Ferry Point Activist Passes Away at 86

Some people devote their lives to preserving the environment. the rain forests or polar ice caps. Catherine Poggi devoted hers to preserving the Bronx.

Poggi passed away on Saturday, March 19 at age 86. She lived in Ferry Point for the majority of her life. As a longtime member of Community Board 10 she worked extensively to preserve and improve the quality of life in her neighborhood. Poggi placed a priority on natural beauty and advocated for park space.

“She was a trailblazer in environmental parks issues,” said Councilman Jimmy Vacca, who worked with her when he was district manager of Community Board 10.

One of Poggi’s earliest accomplishments in Ferry Point was having a large parcel that used to be a garbage dump until 1963, turned into a park.

She moved, with her family, to the Ferry Point area from Manhattan in 1953. For the next several decades, Brush Avenue where she lived, was a rural outpost with no more than a few dozen houses.

“She really put that community on the map,” Vacca said . “She was a presence in this community right through the 80s and 90s. Just a year ago I had gotten a bus to take people to a hearing to protest the water rates. She was there.”

Poggi was known for being tenacious when it came to fighting for what she believed in.

“She worked very hard,” said longtime friend and fellow CB 10 member Rose Foley. “She was domineering. She was passionate about the things she fought for.”

She was driven, Foley said, by the desire to contribute to her neighborhood and fight for the interests of those around her.

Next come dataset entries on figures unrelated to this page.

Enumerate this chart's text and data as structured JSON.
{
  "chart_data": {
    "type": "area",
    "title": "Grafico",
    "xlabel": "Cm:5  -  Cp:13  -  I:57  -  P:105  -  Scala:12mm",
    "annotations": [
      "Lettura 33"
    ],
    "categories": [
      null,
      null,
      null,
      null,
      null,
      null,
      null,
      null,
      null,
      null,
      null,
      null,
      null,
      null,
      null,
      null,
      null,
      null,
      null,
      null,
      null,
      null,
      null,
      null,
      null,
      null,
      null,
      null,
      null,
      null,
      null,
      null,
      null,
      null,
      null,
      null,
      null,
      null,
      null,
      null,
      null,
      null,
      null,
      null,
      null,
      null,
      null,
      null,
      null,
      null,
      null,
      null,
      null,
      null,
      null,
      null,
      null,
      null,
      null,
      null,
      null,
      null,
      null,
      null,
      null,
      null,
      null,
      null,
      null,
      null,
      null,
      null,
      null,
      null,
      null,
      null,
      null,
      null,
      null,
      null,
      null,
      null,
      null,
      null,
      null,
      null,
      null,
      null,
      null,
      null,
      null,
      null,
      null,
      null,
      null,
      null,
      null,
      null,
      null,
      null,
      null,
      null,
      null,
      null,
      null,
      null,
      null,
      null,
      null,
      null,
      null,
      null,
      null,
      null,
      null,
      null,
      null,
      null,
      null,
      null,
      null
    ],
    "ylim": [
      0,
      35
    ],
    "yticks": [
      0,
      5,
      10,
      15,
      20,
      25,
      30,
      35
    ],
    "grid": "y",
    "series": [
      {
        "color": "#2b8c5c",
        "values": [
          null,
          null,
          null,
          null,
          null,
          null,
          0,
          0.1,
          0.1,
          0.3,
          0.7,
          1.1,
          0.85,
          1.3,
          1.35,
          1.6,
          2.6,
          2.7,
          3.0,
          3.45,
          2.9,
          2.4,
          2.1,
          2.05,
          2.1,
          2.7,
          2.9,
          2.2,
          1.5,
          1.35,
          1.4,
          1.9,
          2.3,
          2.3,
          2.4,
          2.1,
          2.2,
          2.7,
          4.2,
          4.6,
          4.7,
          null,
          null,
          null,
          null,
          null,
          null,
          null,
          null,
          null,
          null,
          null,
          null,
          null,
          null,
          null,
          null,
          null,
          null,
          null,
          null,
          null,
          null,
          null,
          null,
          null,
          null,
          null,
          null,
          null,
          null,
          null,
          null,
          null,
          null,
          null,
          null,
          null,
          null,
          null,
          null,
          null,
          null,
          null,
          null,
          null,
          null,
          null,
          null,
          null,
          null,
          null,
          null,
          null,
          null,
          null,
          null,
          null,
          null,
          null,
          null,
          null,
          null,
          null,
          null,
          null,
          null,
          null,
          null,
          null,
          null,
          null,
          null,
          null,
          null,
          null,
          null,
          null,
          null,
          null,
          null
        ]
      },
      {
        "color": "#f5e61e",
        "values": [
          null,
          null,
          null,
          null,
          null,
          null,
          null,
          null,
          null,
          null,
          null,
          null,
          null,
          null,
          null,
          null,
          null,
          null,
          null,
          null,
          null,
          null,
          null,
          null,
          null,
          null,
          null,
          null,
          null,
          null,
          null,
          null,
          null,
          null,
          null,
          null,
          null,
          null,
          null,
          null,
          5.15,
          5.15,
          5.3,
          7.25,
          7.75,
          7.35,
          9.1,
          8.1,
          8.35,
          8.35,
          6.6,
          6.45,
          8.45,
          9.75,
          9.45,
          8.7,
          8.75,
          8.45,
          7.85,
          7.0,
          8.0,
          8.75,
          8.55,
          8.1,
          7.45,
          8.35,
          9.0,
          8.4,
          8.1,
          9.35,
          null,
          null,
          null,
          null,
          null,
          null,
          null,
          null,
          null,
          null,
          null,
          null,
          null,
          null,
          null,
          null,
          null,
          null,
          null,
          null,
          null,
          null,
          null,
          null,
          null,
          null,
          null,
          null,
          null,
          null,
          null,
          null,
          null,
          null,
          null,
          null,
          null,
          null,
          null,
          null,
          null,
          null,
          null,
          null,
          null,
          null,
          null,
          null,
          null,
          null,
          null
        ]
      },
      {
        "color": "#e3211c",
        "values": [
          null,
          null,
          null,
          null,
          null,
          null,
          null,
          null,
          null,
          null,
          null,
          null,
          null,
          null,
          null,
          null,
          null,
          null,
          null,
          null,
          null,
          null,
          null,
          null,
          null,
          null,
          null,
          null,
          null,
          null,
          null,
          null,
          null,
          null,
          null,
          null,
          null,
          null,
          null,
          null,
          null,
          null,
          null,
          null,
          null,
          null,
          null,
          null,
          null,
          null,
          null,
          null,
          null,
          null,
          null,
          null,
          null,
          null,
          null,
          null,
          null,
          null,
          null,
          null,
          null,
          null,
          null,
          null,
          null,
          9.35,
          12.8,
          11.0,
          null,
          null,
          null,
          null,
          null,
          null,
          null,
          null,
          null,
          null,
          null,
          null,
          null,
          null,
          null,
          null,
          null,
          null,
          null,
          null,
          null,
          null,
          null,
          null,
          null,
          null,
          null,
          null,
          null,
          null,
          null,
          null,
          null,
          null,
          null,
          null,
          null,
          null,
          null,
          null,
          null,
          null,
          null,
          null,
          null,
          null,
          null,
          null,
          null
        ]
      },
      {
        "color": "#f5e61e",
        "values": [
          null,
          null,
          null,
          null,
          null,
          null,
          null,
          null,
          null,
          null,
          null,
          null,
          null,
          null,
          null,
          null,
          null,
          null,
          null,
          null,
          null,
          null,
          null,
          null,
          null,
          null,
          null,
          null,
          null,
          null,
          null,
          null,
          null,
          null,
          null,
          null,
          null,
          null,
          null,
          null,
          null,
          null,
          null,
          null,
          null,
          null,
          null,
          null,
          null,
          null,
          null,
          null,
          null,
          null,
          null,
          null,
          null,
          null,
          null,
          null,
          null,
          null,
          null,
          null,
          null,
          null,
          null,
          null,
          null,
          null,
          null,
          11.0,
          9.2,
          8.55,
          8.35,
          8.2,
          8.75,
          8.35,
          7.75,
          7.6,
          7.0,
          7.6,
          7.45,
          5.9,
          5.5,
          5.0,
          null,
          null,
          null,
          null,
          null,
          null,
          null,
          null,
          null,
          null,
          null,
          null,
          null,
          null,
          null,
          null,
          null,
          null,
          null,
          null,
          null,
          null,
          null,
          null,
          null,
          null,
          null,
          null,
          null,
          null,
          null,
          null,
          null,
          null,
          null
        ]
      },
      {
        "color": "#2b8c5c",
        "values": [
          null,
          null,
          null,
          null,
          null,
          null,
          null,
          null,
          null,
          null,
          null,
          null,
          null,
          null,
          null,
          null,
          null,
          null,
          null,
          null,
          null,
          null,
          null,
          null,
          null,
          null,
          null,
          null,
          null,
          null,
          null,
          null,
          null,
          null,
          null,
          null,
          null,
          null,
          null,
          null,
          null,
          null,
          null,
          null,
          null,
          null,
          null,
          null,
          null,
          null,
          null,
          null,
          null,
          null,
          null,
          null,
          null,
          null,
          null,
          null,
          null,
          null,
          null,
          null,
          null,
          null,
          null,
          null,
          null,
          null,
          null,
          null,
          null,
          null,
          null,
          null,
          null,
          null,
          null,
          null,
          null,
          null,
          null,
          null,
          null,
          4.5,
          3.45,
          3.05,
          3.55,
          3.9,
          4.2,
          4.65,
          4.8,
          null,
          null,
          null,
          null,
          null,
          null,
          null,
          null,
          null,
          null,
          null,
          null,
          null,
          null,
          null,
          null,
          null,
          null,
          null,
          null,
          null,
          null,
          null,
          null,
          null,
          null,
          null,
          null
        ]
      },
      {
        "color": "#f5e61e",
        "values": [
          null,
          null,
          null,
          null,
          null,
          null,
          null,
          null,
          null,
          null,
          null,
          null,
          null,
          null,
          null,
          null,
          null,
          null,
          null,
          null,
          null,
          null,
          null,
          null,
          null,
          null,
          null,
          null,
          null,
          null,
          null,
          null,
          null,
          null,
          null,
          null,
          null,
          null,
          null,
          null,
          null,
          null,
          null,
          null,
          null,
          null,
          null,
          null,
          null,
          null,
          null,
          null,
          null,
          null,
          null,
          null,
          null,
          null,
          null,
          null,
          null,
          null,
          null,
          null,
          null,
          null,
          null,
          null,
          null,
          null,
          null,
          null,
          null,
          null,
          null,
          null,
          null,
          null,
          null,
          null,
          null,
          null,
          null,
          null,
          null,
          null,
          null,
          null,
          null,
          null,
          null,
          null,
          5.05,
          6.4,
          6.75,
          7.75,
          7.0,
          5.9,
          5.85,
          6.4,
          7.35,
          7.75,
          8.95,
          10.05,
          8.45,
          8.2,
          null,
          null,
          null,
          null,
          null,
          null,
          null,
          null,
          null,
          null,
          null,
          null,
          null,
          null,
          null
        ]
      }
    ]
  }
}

“Living in the community you take an interest,” Foley said. “You want to take part and make sure it doesn’t go down the drain and things go well. She was a fighter, very vocal.”

Another of Poggi’s accomplishments was stopping the city from using Brush Avenue as a police department storage yard for derelict cars in the 1970s.

“It was just the three of us, Catherine Poggi and one or two other people that lived in Ferry Point,” said Jack Reith, an advocate for Westchester Creek who worked with Poggi.“Representatives of the NYPD and their lawyers were there, it was like knights against pawns.”

Nevertheless, Poggi and Reith enlisted a young marine biologist to show how many forms of marine life would be put in jeopardy by commandeering the vacant land.

Poggi’s daughter Dottie is organizing a barbecue in her mother’s honor slated for this July. It will take place, fittingly, on Brush Avenue.